Ah yes, GA4 -- the analytics community favorite meme/beating child & software responsible for 50% of all male digital marketers male pattern baldness the past 5 years.
Rewind ~ 36 months ago
Universal Analytics was shut down. Most companies/organizations still hadn't read the 23742131 emails/notifications or banner messages Google put in front of their faces about the fact their data was going to go away. This wasn't Google's fault -- people were warned...
Except...
Implementors were still lacking the customization and JS API level controls needed to make the transition easy.
The Google provided GTM GA4 tag templates were clunky. The platforms reporting capabilities were (largely) unhelpful or non-existent. Features like UA's Custom Task and a sensible way to push data to N+1 properties still hadn't been addressed.
To make matters worse, Google shifted the entire GA paradigm to an event based system -- which required a certain level of analytics "know-how" to implement in a way that wasn't absolute chaos.
However, Google's primary analytics users were less "analytics engineer", and more "digital marketer flying by the seat of their pants". Google effectively built a Saturn V 🚀 with a half written instruction manual, for an audience who (for the most part) just received their drivers license.
As you could imagine (hell you may have also experienced it yourself) the transition was... not exactly smooth.
So, how is it now?
Honestly, a LOT better. It still has its warts -- the UI still has some problems, but reporting capabilities have improved from some much needed expansion of filtering capabilities (e.g. filtering by Event Name and the inclusion of "some" enhanced measurement event dimensions).
Major Nitpicks
Reporting
- Not allowing users to easily copy values via
Ctrl + C/Cmd + Cfrom the standard/explore report table cells. You have to right click and "copy" from the context menu. (why?!) - Not allowing users to copy values via ANY means from explore report table cells is... a choice.
- Not allowing users to resize explore report columns. (why?!)
- Making explore reports "read-only" (especially the date range) when shared in a property must have been thought up by a literal madman. (I will accept no other explanation).

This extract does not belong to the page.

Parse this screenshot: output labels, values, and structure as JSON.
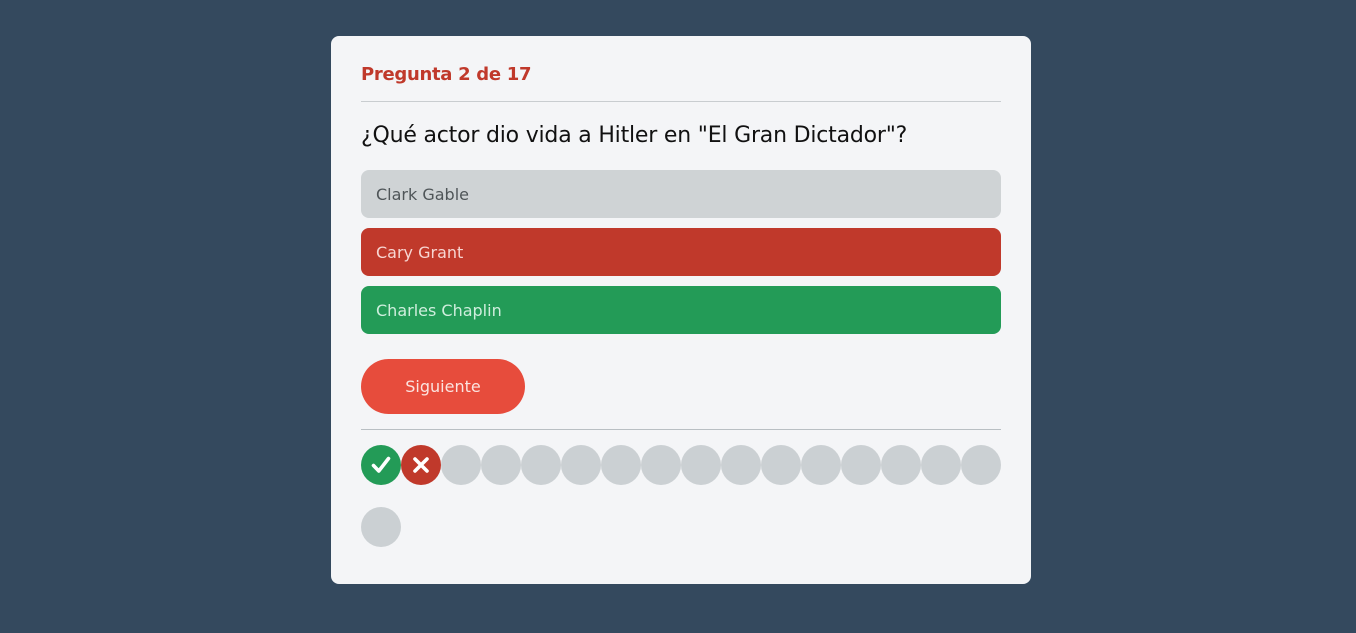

- Truncating the values in explore report columns and making certain dimensions (like
Page Location) useless as a result. - Enhanced measurement event dimensions are available sporadically in some dimension pick lists, but missing from others. Standard dimension support and consistency needs to be prioritized.
Implementation
- Lack of support for
gtaggroups and routing capabilities to give implementors the ability to mirror data to other properties without cloning every tag in a GTM container. (The capabilities EXIST and WORK if you usegtagoutside of GTM, they just made it inaccessible in GTM for some reason). - Lack of ability to add more than 1
Event Settingsvariable to a givenEventtag makes it less useful than it could be. - No custom task feature (or equivalent) is still a big 👎.
Minor Nitpicks
Reporting
- Custom reports added to the aggregate report library will 🪄magically✨ lose their set report descriptions after any minor edit to the report unrelated to the description.
Configuration
- Google's own "recommended" events lack consistency in how they are named. Some are
object_actionothers areaction_objectsome are justaction(likeclick-- which should have been namedoutbound_clickin the first place). - Allowing event names into the dataset that don't pass Google's own validation when creating an event via the "create event" feature is... a choice.
- Requiring key events to be toggled on/off at the
eventlevel and not a special custom dimension that is able to be set at collection manually.

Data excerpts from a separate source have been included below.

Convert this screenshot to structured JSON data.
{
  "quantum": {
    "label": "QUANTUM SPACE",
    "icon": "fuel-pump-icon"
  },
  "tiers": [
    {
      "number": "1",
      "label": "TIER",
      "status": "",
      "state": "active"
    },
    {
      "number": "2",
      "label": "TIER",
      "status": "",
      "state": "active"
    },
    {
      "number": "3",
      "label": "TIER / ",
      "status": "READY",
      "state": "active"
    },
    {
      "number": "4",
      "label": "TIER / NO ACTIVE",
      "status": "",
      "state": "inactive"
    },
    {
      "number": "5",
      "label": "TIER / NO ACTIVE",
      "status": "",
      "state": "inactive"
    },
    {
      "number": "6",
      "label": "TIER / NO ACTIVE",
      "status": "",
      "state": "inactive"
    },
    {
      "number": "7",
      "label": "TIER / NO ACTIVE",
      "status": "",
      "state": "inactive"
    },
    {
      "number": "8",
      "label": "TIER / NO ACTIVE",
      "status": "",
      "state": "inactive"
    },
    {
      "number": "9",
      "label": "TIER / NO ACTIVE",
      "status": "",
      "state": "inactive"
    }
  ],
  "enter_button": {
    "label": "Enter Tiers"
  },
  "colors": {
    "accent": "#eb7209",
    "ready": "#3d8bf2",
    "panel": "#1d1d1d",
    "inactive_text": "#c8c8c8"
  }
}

You'll see a common trend amongst the above -- most of it is UI/UX related. Google seems more concerned about forcing the use of Material UI design paradigms than making the actual product useful/useable in some cases. Some of it is just a pure lack of accessibility best practices (ability to copy via keyboard shortcuts). In certain cases, its just a perfect storm of "looking good -- yet feeling bad" which is exactly the opposite of what any UX professional would be aiming for.
To give Google credit, it has gotten much better. However, given Google's size and resources, I would expect improvements to be made at a more rapid pace (e.g. it shouldn't take 3+ years to fix an accessibility issue).
Is it worth using?
Yes it's a solid tool/platform.
However... 👇
Don't short change the time/effort needed to implement it properly. Many companies think GA4 is "bad" because they rushed through the implementation process and they expected reports to be handed to them on a silver platter by the tool.
GA4 provides a lot of flexibility in its data-model. That flexibility does come with some downside -- Google isn't handing you pre-built reports like in the UA days - you need to take your building blocks and build your own reports to make it worthwhile.
Furthermore, any measurement plan worth a damn (regardless of the platform) requires planning and a proper skillset to implement/maintain. Marketing data collection isn't an "exact" science, but it isn't something you can toss to an entry level marketing person and expect to get very far either.